| |
|
|
Bir türban bilançosu
Ankara Hacıbayram Camii'ne cuma namazı kılmaya gelen... Ancak cami erkekler tarafından doldurulduğu için kara kışta dışarıda bırakılan... Namazı karın üstüne serilen halılarda, soğuktan titreyerek kılan kadınları gösteren fotoğrafa dikkatlice baktınız mı? (Sabah, 28 Ocak) Hepsi düşük eğitimli ev kadını. Emeğini evdeki işler için harcıyor: Yemek yapıyor, ortalığı toplayıp temizliyor, çocuklara bakıyor. Bunun karşılığında da bir ücret almıyor. Para kazanmayan sıradan bir kadın, erkeğin eline bakar. Erkek ne derse o olur. İstisnalar vardır elbette ama çoğunluk böyledir. Kadının söz sahibi olabilmesi için ekonomik hayatın içinde yer alması, aile bütçesine katkıda bulunması gerekir. "Bu, benim param "ya da" ben eve şu kadar parasal katkıda bulunuyorum " diyemeyen bir kadın, eğitimi ve kazancı düşük bir erkeğin karşısında hep horlanacaktır. Mesela, evlere temizliğe giden gündelikçiler üstüne yapılan araştırmalar... Bu kadınların, para kazanmayan hemcinslerine kıyasla 'daha fazla' aileyle ilgili kararlara katıldıklarını, saygı gördüklerini ve 'daha az' dayak yediğini gösteriyor.

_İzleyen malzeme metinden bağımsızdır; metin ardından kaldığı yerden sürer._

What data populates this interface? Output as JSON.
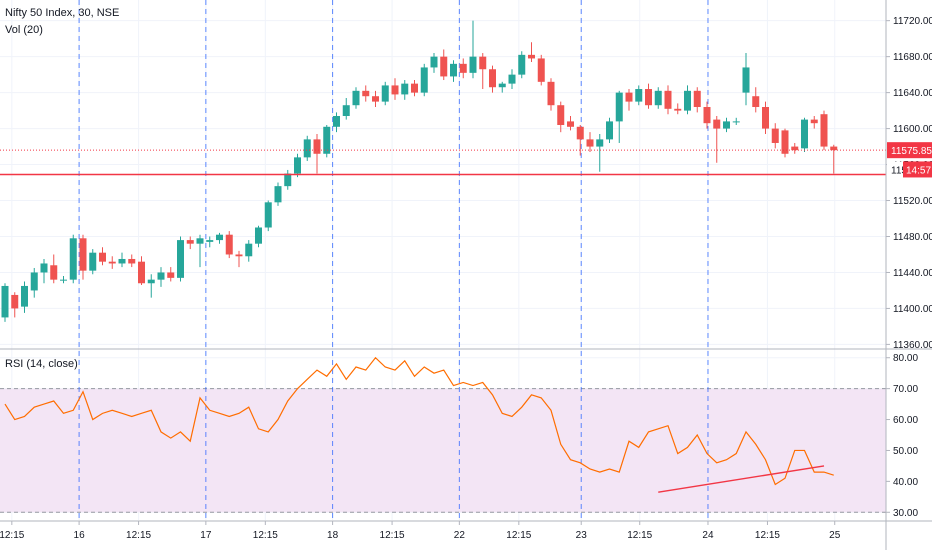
{
  "chart_data": {
    "type": "candlestick",
    "title": "Nifty 50 Index, 30, NSE",
    "volume_label": "Vol (20)",
    "rsi_label": "RSI (14, close)",
    "price_ticks": [
      11720,
      11680,
      11640,
      11600,
      11560,
      11520,
      11480,
      11440,
      11400,
      11360
    ],
    "price_tick_labels": [
      "11720.00",
      "11680.00",
      "11640.00",
      "11600.00",
      "11560.00",
      "11520.00",
      "11480.00",
      "11440.00",
      "11400.00",
      "11360.00"
    ],
    "price_range": [
      11356,
      11743
    ],
    "rsi_ticks": [
      80,
      70,
      60,
      50,
      40,
      30
    ],
    "rsi_tick_labels": [
      "80.00",
      "70.00",
      "60.00",
      "50.00",
      "40.00",
      "30.00"
    ],
    "rsi_range": [
      27.5,
      82.5
    ],
    "rsi_band": [
      30,
      70
    ],
    "time_labels": [
      "12:15",
      "16",
      "12:15",
      "17",
      "12:15",
      "18",
      "12:15",
      "22",
      "12:15",
      "23",
      "12:15",
      "24",
      "12:15",
      "25"
    ],
    "day_separators": [
      "16",
      "17",
      "18",
      "22",
      "23",
      "24"
    ],
    "current_price_label": "11575.85",
    "countdown_label": "14:57",
    "support_level": 11549,
    "last_price": 11576,
    "colors": {
      "up": "#26a69a",
      "down": "#ef5350",
      "rsi": "#ff6d00",
      "band": "#f3e5f5",
      "line": "#f23645"
    },
    "candles": [
      [
        11390,
        11425,
        11385,
        11428
      ],
      [
        11415,
        11400,
        11390,
        11418
      ],
      [
        11402,
        11425,
        11395,
        11430
      ],
      [
        11420,
        11440,
        11412,
        11445
      ],
      [
        11440,
        11450,
        11428,
        11455
      ],
      [
        11448,
        11432,
        11428,
        11460
      ],
      [
        11432,
        11432,
        11428,
        11436
      ],
      [
        11432,
        11478,
        11428,
        11482
      ],
      [
        11478,
        11442,
        11432,
        11482
      ],
      [
        11442,
        11462,
        11438,
        11466
      ],
      [
        11462,
        11452,
        11448,
        11468
      ],
      [
        11452,
        11450,
        11444,
        11458
      ],
      [
        11450,
        11455,
        11446,
        11462
      ],
      [
        11455,
        11450,
        11446,
        11460
      ],
      [
        11452,
        11428,
        11426,
        11458
      ],
      [
        11428,
        11432,
        11412,
        11438
      ],
      [
        11432,
        11440,
        11424,
        11446
      ],
      [
        11440,
        11434,
        11430,
        11446
      ],
      [
        11434,
        11476,
        11430,
        11480
      ],
      [
        11476,
        11472,
        11466,
        11480
      ],
      [
        11472,
        11478,
        11446,
        11482
      ],
      [
        11474,
        11476,
        11468,
        11480
      ],
      [
        11476,
        11482,
        11472,
        11484
      ],
      [
        11482,
        11460,
        11456,
        11486
      ],
      [
        11460,
        11458,
        11446,
        11464
      ],
      [
        11458,
        11472,
        11452,
        11476
      ],
      [
        11472,
        11490,
        11468,
        11492
      ],
      [
        11490,
        11518,
        11486,
        11520
      ],
      [
        11518,
        11536,
        11514,
        11540
      ],
      [
        11536,
        11550,
        11532,
        11554
      ],
      [
        11550,
        11568,
        11546,
        11572
      ],
      [
        11568,
        11588,
        11564,
        11592
      ],
      [
        11588,
        11572,
        11550,
        11594
      ],
      [
        11572,
        11602,
        11568,
        11604
      ],
      [
        11602,
        11614,
        11596,
        11618
      ],
      [
        11614,
        11626,
        11610,
        11634
      ],
      [
        11626,
        11642,
        11622,
        11646
      ],
      [
        11642,
        11636,
        11630,
        11648
      ],
      [
        11636,
        11630,
        11624,
        11642
      ],
      [
        11630,
        11648,
        11626,
        11652
      ],
      [
        11648,
        11638,
        11632,
        11656
      ],
      [
        11638,
        11650,
        11632,
        11654
      ],
      [
        11650,
        11640,
        11636,
        11654
      ],
      [
        11640,
        11668,
        11636,
        11672
      ],
      [
        11668,
        11680,
        11662,
        11684
      ],
      [
        11680,
        11658,
        11654,
        11688
      ],
      [
        11658,
        11672,
        11652,
        11676
      ],
      [
        11672,
        11662,
        11656,
        11678
      ],
      [
        11662,
        11680,
        11656,
        11720
      ],
      [
        11680,
        11666,
        11644,
        11684
      ],
      [
        11666,
        11646,
        11640,
        11670
      ],
      [
        11646,
        11650,
        11640,
        11652
      ],
      [
        11650,
        11660,
        11644,
        11666
      ],
      [
        11660,
        11682,
        11656,
        11686
      ],
      [
        11682,
        11678,
        11674,
        11696
      ],
      [
        11678,
        11652,
        11648,
        11682
      ],
      [
        11652,
        11626,
        11620,
        11656
      ],
      [
        11626,
        11604,
        11596,
        11630
      ],
      [
        11608,
        11602,
        11598,
        11614
      ],
      [
        11602,
        11588,
        11570,
        11604
      ],
      [
        11588,
        11580,
        11574,
        11596
      ],
      [
        11580,
        11588,
        11552,
        11594
      ],
      [
        11588,
        11608,
        11584,
        11612
      ],
      [
        11608,
        11640,
        11584,
        11642
      ],
      [
        11640,
        11630,
        11620,
        11644
      ],
      [
        11630,
        11644,
        11626,
        11648
      ],
      [
        11644,
        11626,
        11622,
        11650
      ],
      [
        11626,
        11642,
        11622,
        11646
      ],
      [
        11642,
        11622,
        11616,
        11648
      ],
      [
        11622,
        11620,
        11616,
        11628
      ],
      [
        11620,
        11642,
        11616,
        11648
      ],
      [
        11642,
        11624,
        11618,
        11646
      ],
      [
        11624,
        11606,
        11600,
        11630
      ],
      [
        11610,
        11600,
        11562,
        11614
      ],
      [
        11600,
        11608,
        11596,
        11612
      ],
      [
        11608,
        11608,
        11604,
        11612
      ],
      [
        11640,
        11668,
        11626,
        11684
      ],
      [
        11636,
        11624,
        11618,
        11646
      ],
      [
        11624,
        11600,
        11594,
        11630
      ],
      [
        11600,
        11584,
        11578,
        11606
      ],
      [
        11598,
        11572,
        11568,
        11600
      ],
      [
        11580,
        11576,
        11572,
        11584
      ],
      [
        11578,
        11610,
        11574,
        11612
      ],
      [
        11610,
        11606,
        11600,
        11614
      ],
      [
        11616,
        11580,
        11576,
        11620
      ],
      [
        11580,
        11576,
        11550,
        11582
      ]
    ],
    "rsi": [
      65,
      60,
      61,
      64,
      65,
      66,
      62,
      63,
      69,
      60,
      62,
      63,
      62,
      61,
      62,
      63,
      56,
      54,
      56,
      53,
      67,
      63,
      62,
      61,
      62,
      64,
      57,
      56,
      60,
      66,
      70,
      73,
      76,
      74,
      78,
      73,
      77,
      76,
      80,
      77,
      76,
      79,
      74,
      77,
      75,
      76,
      71,
      72,
      71,
      72,
      68,
      62,
      61,
      64,
      68,
      67,
      63,
      52,
      47,
      46,
      44,
      43,
      44,
      43,
      53,
      51,
      56,
      57,
      58,
      49,
      51,
      55,
      49,
      46,
      47,
      49,
      56,
      52,
      47,
      39,
      41,
      50,
      50,
      43,
      43,
      42
    ],
    "rsi_trendline": {
      "from": [
        67,
        36.5
      ],
      "to": [
        84,
        45
      ]
    }
  }
}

Ancak eğitimin ve para kazanmanın İslam'a inanmış bir kadının tüm sorunlarını çözdüğünü düşünmek yanlış olur. Sabah editörlerinden Metin Sever, yeni çıkan 'Türban ve Kariyer: Evden İşe, Bizden Bireye' adlı kitabında (Timaş Yay.) bu kadınların çektiği sıkıntıları da ortaya koyuyor. Metin Sever beşinci kitabında iyi eğitim almış, çalışan, sekiz türbanlı kadına kulak vermiş: Özlem Albayrak, Nihal Bengisu Karaca, Fatma Bostan Ünsal, Ayşe Böhürler, Emine Eroğlu, Merve Kavakçı, Mehtap Kayaoğlu ve Havva Sula, türbanlı olmanın ev ve çalışma hayatında ne anlama geldiğini anlatıyor. Kariyer yapan bu türbanlı kadınlar, sadece 'laikçi', 'dışlayıcı' yaklaşımdan yakınmıyor... Onları daha da rencide eden, dini kimliğini öne çıkaran erkeklerin yaptıkları! Tam da Cezmi Ersöz'ün dediği gibi: 'Ancak bir benzerim öldürebilir beni.' 'Kitabı tek cümleyle özetle' derseniz: 'Bir sor, bin ah işit!' Yine de namazı soğukta kılmaya zorlanan (zorlanmasa dahi mecbur bırakılan) o kadınlara kıyasla, kariyerli türbanlıların çok daha rahat, özgüven sahibi, hatta mutlu olduklarını söylemek mümkün. Eğitim görmek... Bunu çalışma hayatında kullanmak... Ve kendi parasını kazanmak... Türbanlı olsun olmasın kadınları değiştiriyor.